Si miramos la cruz de Cristo, sin tener la ley de Dios delante de nuestros ojos, la cruz queda vacía de todo significado.

Ernest Reisenger lo explica de este modo: “El mensaje primario de la cruz no es: ‘Dios te ama’, sino mas bien ‘la ley de Dios ha sido quebrantada’. Contemplar la cruz sin la ley es como tratar de armar un rompe cabezas (cuyas piezas están sostenidas) en aire ligero. Sin una base sobre la cual conectar las piezas, nunca puede tomar forma una clara imagen de la gracia de Dios. Si, dice este autor, el espíritu de la cruz, es (el) amor eterno (de Dios), pero la base de la cruz es (Su) eterna justicia. Predicar y enseñar la ley salvará el evangelio y el cristianismo del sentimentalismo, del emocionalismo, y de una supersticiosa perversión de la cruz” (The Law and the Gospel; pg. 158).

¿Cuál es el mensaje que el evangelio anuncia a los hombres? Que hay salvación en Cristo por medio de la fe. Pero ¿de qué peligro necesita el hombre ser salvado? Si anunciamos al mundo que hay salvación en Cristo para todo aquel que cree, debemos anunciar primero cuál es el peligro del que necesitamos ser salvos; de lo contrario el evangelio pierde todo su significado.

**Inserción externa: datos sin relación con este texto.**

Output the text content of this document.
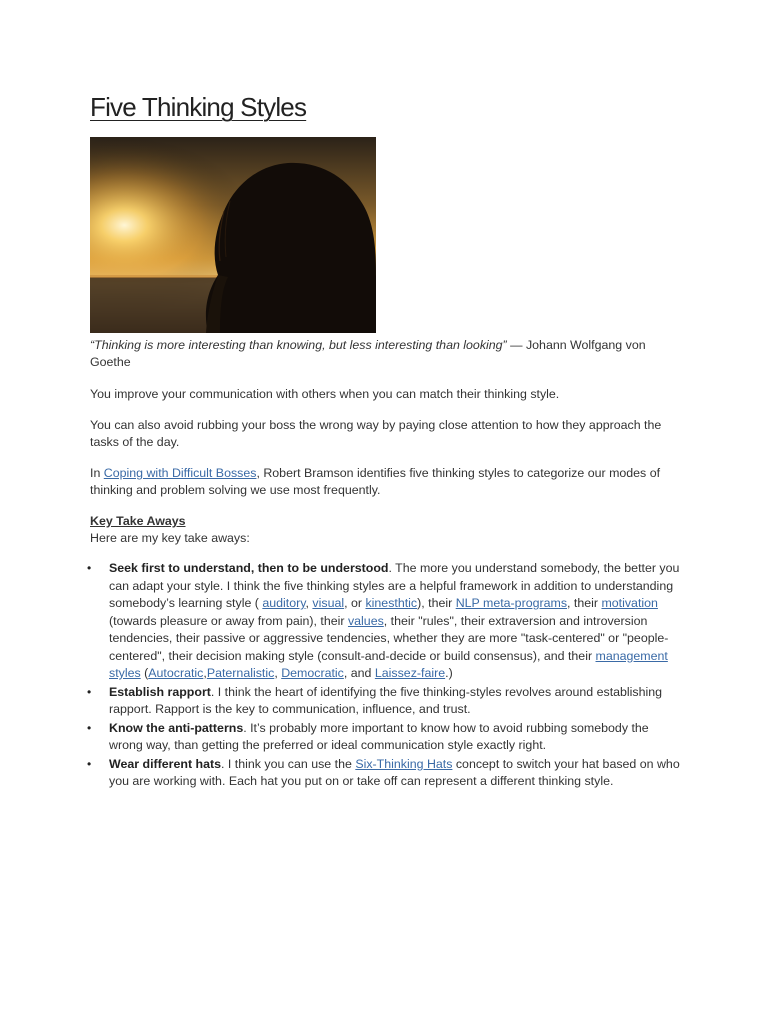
Five Thinking Styles

“Thinking is more interesting than knowing, but less interesting than looking” — Johann Wolfgang von Goethe

You improve your communication with others when you can match their thinking style.

You can also avoid rubbing your boss the wrong way by paying close attention to how they approach the tasks of the day.

In Coping with Difficult Bosses, Robert Bramson identifies five thinking styles to categorize our modes of thinking and problem solving we use most frequently.

Key Take Aways

Here are my key take aways:

• Seek first to understand, then to be understood. The more you understand somebody, the better you can adapt your style. I think the five thinking styles are a helpful framework in addition to understanding somebody’s learning style ( auditory, visual, or kinesthtic), their NLP meta-programs, their motivation (towards pleasure or away from pain), their values, their "rules", their extraversion and introversion tendencies, their passive or aggressive tendencies, whether they are more "task-centered" or "people-centered", their decision making style (consult-and-decide or build consensus), and their management styles (Autocratic,Paternalistic, Democratic, and Laissez-faire.)
• Establish rapport. I think the heart of identifying the five thinking-styles revolves around establishing rapport. Rapport is the key to communication, influence, and trust.
• Know the anti-patterns. It’s probably more important to know how to avoid rubbing somebody the wrong way, than getting the preferred or ideal communication style exactly right.
• Wear different hats. I think you can use the Six-Thinking Hats concept to switch your hat based on who you are working with. Each hat you put on or take off can represent a different thinking style.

“Pecador, hay salvación en Cristo”. “¿Salvación de qué?" – pregunta él. "¿Cuál es el peligro que me acecha?” El peligro de tener que presentarte delante de Dios a dar cuenta por tu vida, sabiendo que has transgredido en incontable ocasiones Su santa ley. Es eso lo que nos hace pecadores, el haber violado la ley de Dios; y es de ese pecado, y de todas sus consecuencias, que Cristo vino a salvar a pecadores.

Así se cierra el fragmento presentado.